I understand this is difficult for people. I fully accept that fact, but we intend to be as systematic about this as we can.

MITCHELL: Okay, John Brumby's listed 10 questions on health today. Just one of them jumped out at me - who will negotiate nurses' wages, and how?

PM: One the, someone's told me that Premier Brumby has written me a letter and they also tell me it's on the front page of The Age, but I haven't got it yet.
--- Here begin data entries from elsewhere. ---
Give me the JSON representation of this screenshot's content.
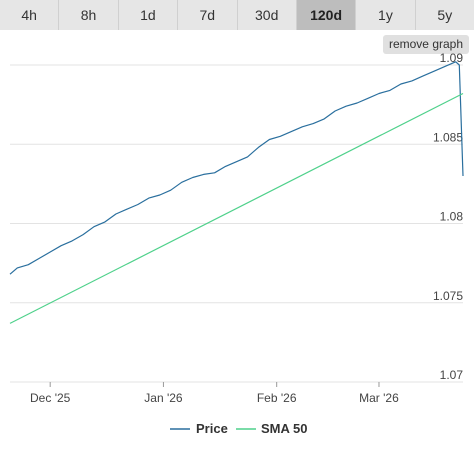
{
  "tabs": [
    {
      "label": "4h",
      "active": false
    },
    {
      "label": "8h",
      "active": false
    },
    {
      "label": "1d",
      "active": false
    },
    {
      "label": "7d",
      "active": false
    },
    {
      "label": "30d",
      "active": false
    },
    {
      "label": "120d",
      "active": true
    },
    {
      "label": "1y",
      "active": false
    },
    {
      "label": "5y",
      "active": false
    }
  ],
  "remove_graph_label": "remove graph",
  "colors": {
    "price": "#2a6f9e",
    "sma": "#4fd18b",
    "grid": "#e3e3e3"
  },
  "chart_data": {
    "type": "line",
    "title": "",
    "xlabel": "",
    "ylabel": "",
    "ylim": [
      1.07,
      1.09
    ],
    "yticks": [
      1.07,
      1.075,
      1.08,
      1.085,
      1.09
    ],
    "ytick_labels": [
      "1.07",
      "1.075",
      "1.08",
      "1.085",
      "1.09"
    ],
    "xlim": [
      "2025-11-20",
      "2026-03-24"
    ],
    "xticks": [
      {
        "date": "2025-12-01",
        "label": "Dec '25"
      },
      {
        "date": "2026-01-01",
        "label": "Jan '26"
      },
      {
        "date": "2026-02-01",
        "label": "Feb '26"
      },
      {
        "date": "2026-03-01",
        "label": "Mar '26"
      }
    ],
    "legend_position": "bottom",
    "series": [
      {
        "name": "Price",
        "x": [
          "2025-11-20",
          "2025-11-22",
          "2025-11-25",
          "2025-11-28",
          "2025-12-01",
          "2025-12-04",
          "2025-12-07",
          "2025-12-10",
          "2025-12-13",
          "2025-12-16",
          "2025-12-19",
          "2025-12-22",
          "2025-12-25",
          "2025-12-28",
          "2025-12-31",
          "2026-01-03",
          "2026-01-06",
          "2026-01-09",
          "2026-01-12",
          "2026-01-15",
          "2026-01-18",
          "2026-01-21",
          "2026-01-24",
          "2026-01-27",
          "2026-01-30",
          "2026-02-02",
          "2026-02-05",
          "2026-02-08",
          "2026-02-11",
          "2026-02-14",
          "2026-02-17",
          "2026-02-20",
          "2026-02-23",
          "2026-02-26",
          "2026-03-01",
          "2026-03-04",
          "2026-03-07",
          "2026-03-10",
          "2026-03-13",
          "2026-03-16",
          "2026-03-19",
          "2026-03-22",
          "2026-03-23",
          "2026-03-24"
        ],
        "values": [
          1.0768,
          1.0772,
          1.0774,
          1.0778,
          1.0782,
          1.0786,
          1.0789,
          1.0793,
          1.0798,
          1.0801,
          1.0806,
          1.0809,
          1.0812,
          1.0816,
          1.0818,
          1.0821,
          1.0826,
          1.0829,
          1.0831,
          1.0832,
          1.0836,
          1.0839,
          1.0842,
          1.0848,
          1.0853,
          1.0855,
          1.0858,
          1.0861,
          1.0863,
          1.0866,
          1.0871,
          1.0874,
          1.0876,
          1.0879,
          1.0882,
          1.0884,
          1.0888,
          1.089,
          1.0893,
          1.0896,
          1.0899,
          1.0902,
          1.09,
          1.083
        ]
      },
      {
        "name": "SMA 50",
        "x": [
          "2025-11-20",
          "2026-03-24"
        ],
        "values": [
          1.0737,
          1.0882
        ]
      }
    ]
  }
}
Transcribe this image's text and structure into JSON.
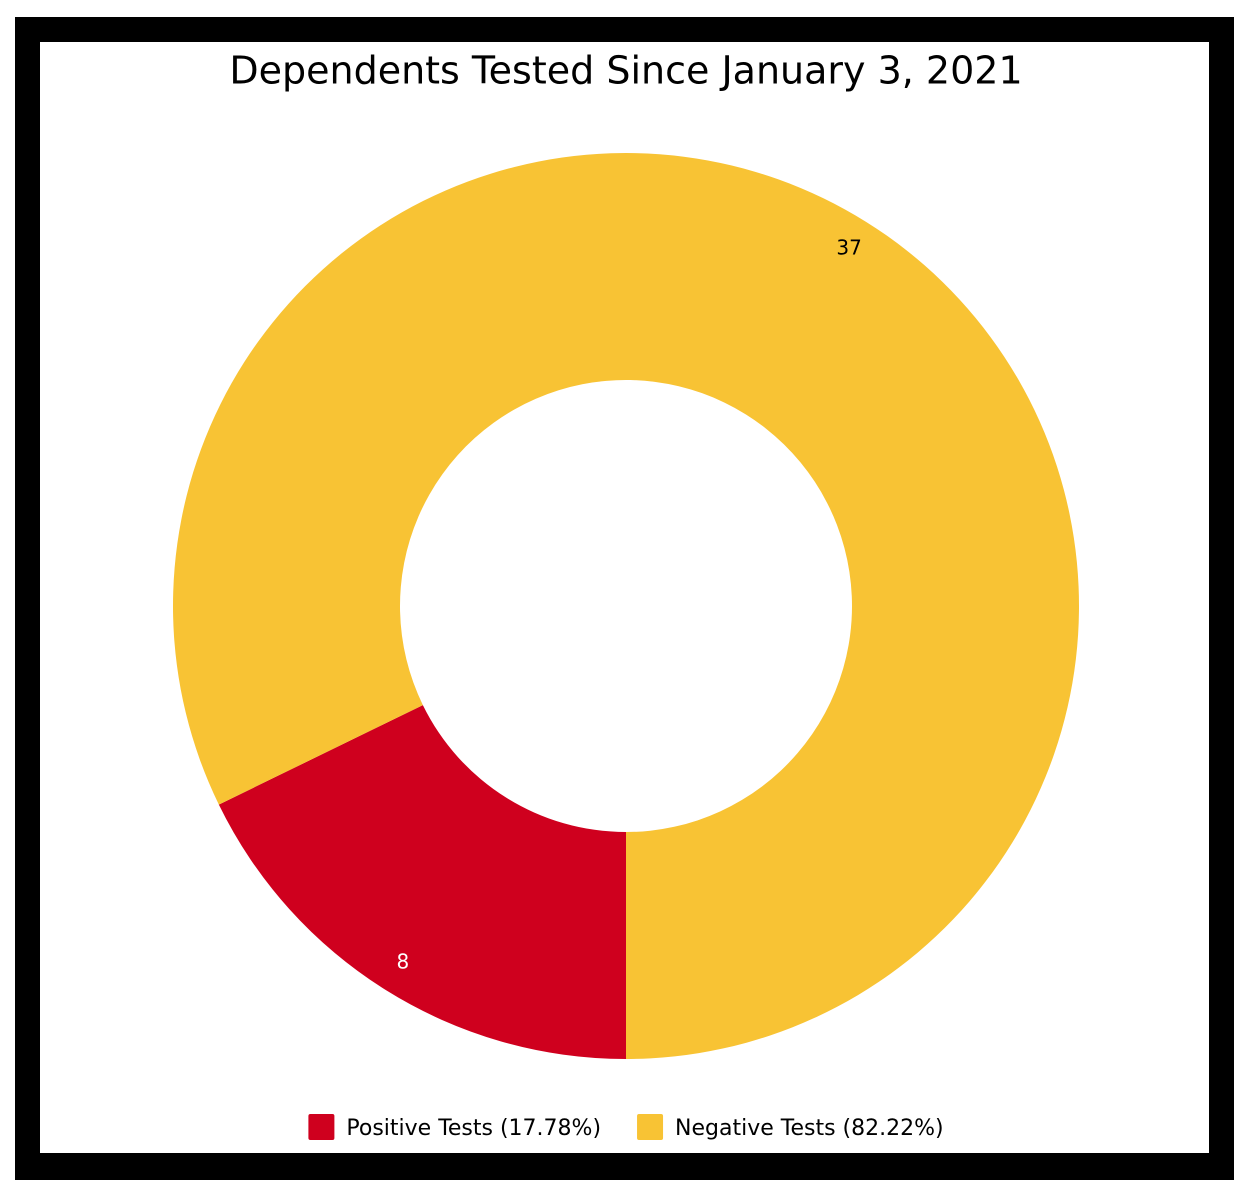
{
  "chart_data": {
    "type": "pie",
    "donut": true,
    "title": "Dependents Tested Since January 3, 2021",
    "categories": [
      "Positive Tests (17.78%)",
      "Negative Tests (82.22%)"
    ],
    "values": [
      8,
      37
    ],
    "colors": [
      "#cf001e",
      "#f8c334"
    ],
    "label_colors": [
      "#ffffff",
      "#000000"
    ],
    "legend": "bottom"
  }
}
MITCHELL: Number one - the Rudd plan offers no new money now, so what's in it for Victoria?

PM: Hang on, I'm just saying I haven't got it yet. Someone told me there was a letter there. Now, your first question is about industrial relations, is that right?

MITCHELL: Yep, who will negotiate the nurses' wages and how?

PM: Well, in my discussion with John the other day he asked that question and I said to him quite directly that it would be done under the existing state industrial arrangements and that would apply in every state and territory of the country.

MITCHELL: Will you sign up to Victoria's plan to train 200,000 new doctors and nurses over the next 10 years?

PM: Well, what we're doing, Neil, is because we've got such an undersupply of doctors nationwide, we, for the first time, have provided money, $632 million, to provide for an additional 6,000 GPs and specialists for across the country.

We have further announcements to make in terms of the future needs for nurses, and we are responding to that based on the submissions given to us by the AMA, the Royal College of Surgeons, the Royal College of General Practitioners, the Royal College of Physicians, and so we will work through each of these case by case, but there you go. That's 6,000 we're putting forward.

I think what people want is to deal with the undersupply of doctors and nurses right across the system, and this is one part of it.

MITCHELL: Okay, look, thank you very much for your time. Just very quickly, were you, it would have been your era - were you a fan of Hey Dad? Have you seen what's unfolding on this at the moment?

PM: No, mate, I'm not. Tell me about it.

MITCHELL: No, I thought you might have been, watched Hey Dad when you were younger, the television program. There are now allegations that one of the lead actors in fact had acted inappropriately with one of the child actors. He denies it, but that's the allegation.

PM: No, sorry, I haven't seen those reports.

MITCHELL: Okay. Dean Mighell, on this program, the secretary of the Electrical Trades Union, you said he was untrustworthy. He is threatening to sue and wanting an apology. Will he get it?

PM: I've said before, Neil, that Mr Mighell and I have a long history of disagreements, and I'm sure they'll continue into the future. He hasn't supported the Government's approach to industrial relations. He wanted a different scheme. He believed that ours was too centrist from his point of view. He wanted a more radical approach. We rejected that, and we've rejected other things which Mr Mighell has suggested over the years, and I've got to say, Neil, for the foreseeable future, we're always going to have a big difference.

MITCHELL: But that's fair enough, to have differences, but to call him untrustworthy is something else and he is threatening to sue you.

PM: Well, can I just say, Neil, as I've said, we have vast disagreements and we indicated our position in relation to Mr Mighell way back when I was Leader of the Opposition.

I think it's fair to say that I'm probably not on the top of his pin-up list, nor is Julia Gillard, nor are practically any other members of the Government which I lead - and you know something? That's because we're trying to pursue a fair and balanced industrial relations system and not yield to the most radical of the trade union leaders in the country, and that's who he is.

MITCHELL: So no apology?

PM: Can I just say I've made my position very clear, and will continue to do so.

MITCHELL: Thank you for your time. Apologies for the problems.

PM: Thanks, mate. Bye.

MITCHELL: The Prime Minister, Kevin Rudd.